Can someone explain exactly what is happening on Cedar re: static assets. Namely, what is serving my assets (Rails, Ngnix, Varnish ??) and what is gzip'ng them?

2

2 Answers

3
votes

If you're seeing Varnish in your headers it means that you have your domains CNAME pointed at proxy.heroku.com and not proxy.herokuapp.com - there is no Varnish on Cedar but you will see headers returned if you use proxy.heroku.com and it will work but it's merely a pass through. They will be being served by nginx.

0
votes

The stack that is used for both the Bamboo and Cedar stacks is the same, except for one difference, which is that the varnish cache is not 'active' on Cedar.
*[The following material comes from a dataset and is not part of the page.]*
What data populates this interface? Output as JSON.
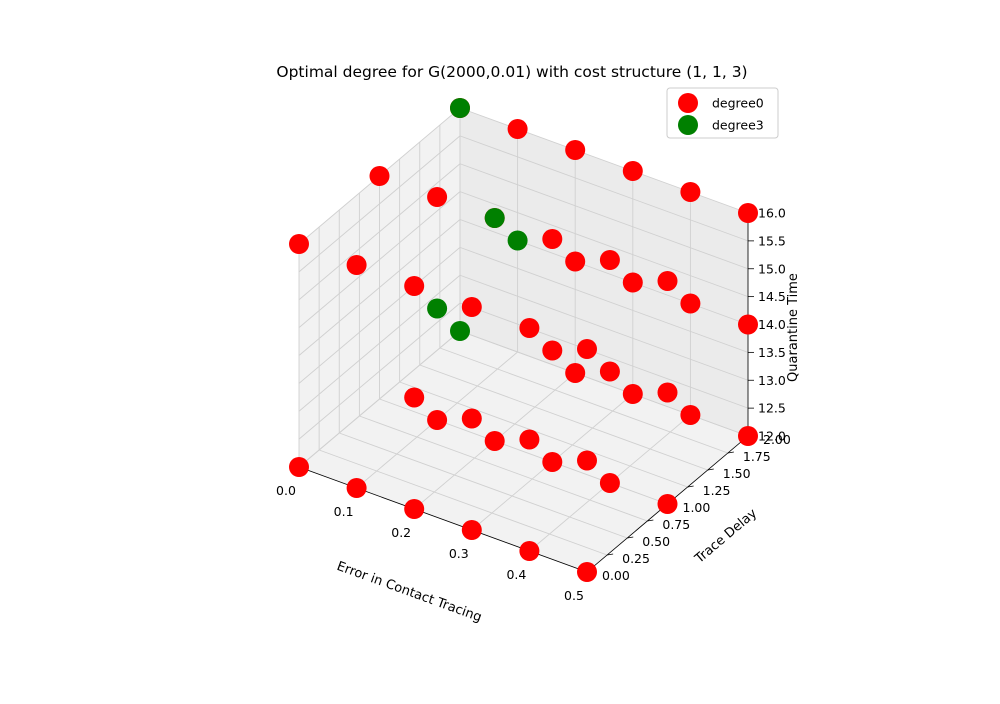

This is due to the fact that Cedar supports streaming, which is something that Varnish doesn't.

Therefore, your assets are coming as is from your Rails process. With Rails 3.0 these would obviously be just plain old files. If you're using the Asset pipeline on Rails 3.1 the rake assets:precompile process will generate gzipped versions of your files for you and serve those.